ESGNOW.ID, JAKARTA – Organisasi-organisasi non-profit yang tergabung dalam Koalisi Kawal RUU Masyarakat Adat mendesak DPR RI segera mengesahkan Undang-Undang Masyarakat Adat. Koalisi menegaskan undang-undang itu bagian dari keadilan konstitusional dan perlindungan menyeluruh bagi masyarakat adat di Indonesia.
Dalam pernyataannya, Koalisi juga mempertanyakan makna “hak-hak tradisional” dalam Pasal 18B ayat (2) UUD 1945, serta menegaskan pentingnya kehadiran payung hukum nasional yang melindungi eksistensi masyarakat adat.
Koalisi prihatin atas ketidakjelasan definisi hukum terkait “hak-hak tradisional”, yang hingga kini belum sepenuhnya diterangkan dalam peraturan perundang-undangan. Menurut mereka, frasa yang menggantikan istilah “hak asal-usul” pasca amandemen UUD 1945 ini, menyimpan konsekuensi hukum dan sosial yang mendalam bagi pengakuan, perlindungan, dan pemberdayaan masyarakat adat.
“RUU Masyarakat Adat adalah wujud konkret dari amanat konstitusi," kata akademisi dari IPB University Rina Mardiana.
Rina mengatakan, tanpa undang-undang ini, pengakuan terhadap hak-hak masyarakat adat masih bersifat sektoral, lambat, diskriminatif, dan rawan menimbulkan konflik. Rina menjelaskan masyarakat adat adalah masyarakat otonom yaitu masyarakat yang memiliki hubungan historis dan budaya yang kuat dengan wilayah tertentu, serta memiliki sistem hukum, sosial, dan ekonomi sendiri yang berbeda dari masyarakat di sekitarnya.
"Mereka memiliki hak atas tanah dan sumber daya alam secara tradisional, serta hak untuk mengatur diri sendiri. Mereka bukan dari pecahan dari negara atau pecahan kerajaan (eks-swapraja)," katanya.
Aktivis dari Perkumpulan HuMa, Erwin menambahkan, berdasarkan risalah sidang perubahan UUD 1945, dapat disimpulkan istilah “hak tradisional” memang dimaksudkan untuk membuat pengertian hak-hak tradisional menjadi fleksibel.
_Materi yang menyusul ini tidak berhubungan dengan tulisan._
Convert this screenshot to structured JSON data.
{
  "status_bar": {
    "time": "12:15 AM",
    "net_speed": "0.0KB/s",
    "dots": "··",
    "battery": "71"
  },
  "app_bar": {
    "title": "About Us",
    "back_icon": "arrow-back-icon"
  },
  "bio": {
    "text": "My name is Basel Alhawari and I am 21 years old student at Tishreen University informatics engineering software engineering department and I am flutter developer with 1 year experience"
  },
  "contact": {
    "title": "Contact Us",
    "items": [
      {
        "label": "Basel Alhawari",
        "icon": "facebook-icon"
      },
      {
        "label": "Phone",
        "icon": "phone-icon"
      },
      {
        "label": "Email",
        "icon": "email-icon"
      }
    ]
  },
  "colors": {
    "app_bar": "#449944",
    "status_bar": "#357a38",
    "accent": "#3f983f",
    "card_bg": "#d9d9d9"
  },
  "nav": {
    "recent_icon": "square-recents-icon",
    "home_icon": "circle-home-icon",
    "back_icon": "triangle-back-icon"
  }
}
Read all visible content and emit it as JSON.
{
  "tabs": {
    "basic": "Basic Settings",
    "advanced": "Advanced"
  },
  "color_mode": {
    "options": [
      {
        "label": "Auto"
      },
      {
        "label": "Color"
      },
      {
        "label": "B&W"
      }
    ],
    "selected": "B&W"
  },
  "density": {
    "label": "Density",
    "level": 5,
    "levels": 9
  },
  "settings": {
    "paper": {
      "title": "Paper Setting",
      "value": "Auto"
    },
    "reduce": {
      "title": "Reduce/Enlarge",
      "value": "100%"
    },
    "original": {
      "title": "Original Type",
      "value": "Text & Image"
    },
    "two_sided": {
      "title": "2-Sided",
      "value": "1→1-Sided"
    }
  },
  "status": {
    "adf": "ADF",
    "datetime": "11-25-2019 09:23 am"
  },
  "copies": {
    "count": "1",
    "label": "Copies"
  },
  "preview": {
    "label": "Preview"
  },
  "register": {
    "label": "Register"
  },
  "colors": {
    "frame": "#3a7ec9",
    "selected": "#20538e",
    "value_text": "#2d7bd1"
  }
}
Karena sampai akhir pengesahan, Pasal 18B ayat (2) tidak disepakati secara rinci ruang lingkup hak tradisional.
Erwin berpendapat selain original intent dari frasa hak-hak tradisional dapat menjadi salah satu rujukan untuk merumuskan hak-hak masyarakat adat dalam RUU Masyarakat Adat.
“Selain itu, pelbagai norma yang sudah berlaku dan situasi-situasi yang dihadapi oleh masyarakat adat menjadi rujukan lainnya" katanya.
Erwin mengatakan UU masyarakat Adat harus memperjelas hak-hak yang melekat di masyarakat adat, memastikan hak tersebut adalah HAM, dan menjadikan Negara bertanggung jawab untuk menghormati, memenuhi dan melindungi hak-hak tersebut.
Realitas di lapangan semakin memperkuat urgensi ini. Di Sumba Timur, Nusa Tenggara Timur, masyarakat adat menghadapi tantangan hilangnya akses terhadap sumber daya agraria akibat tidak adanya payung hukum tersebut. Dibutuhkan dukungan dari DPR RI untuk menciptakan payung hukum yang
mengatur khusus terkait masyarakat adat.
“Sudah berbagai upaya kami tempuh, agar kedudukan masyarakat adat mendapatkan perlindungan dan pengakuan yang utuh, tapi tanpa dukungan regulasi nasional, kami hanya disikapi sebagai gangguan pembangunan”, kata Triawan Umbu Uli Mekahati dari Koppesda Sumba.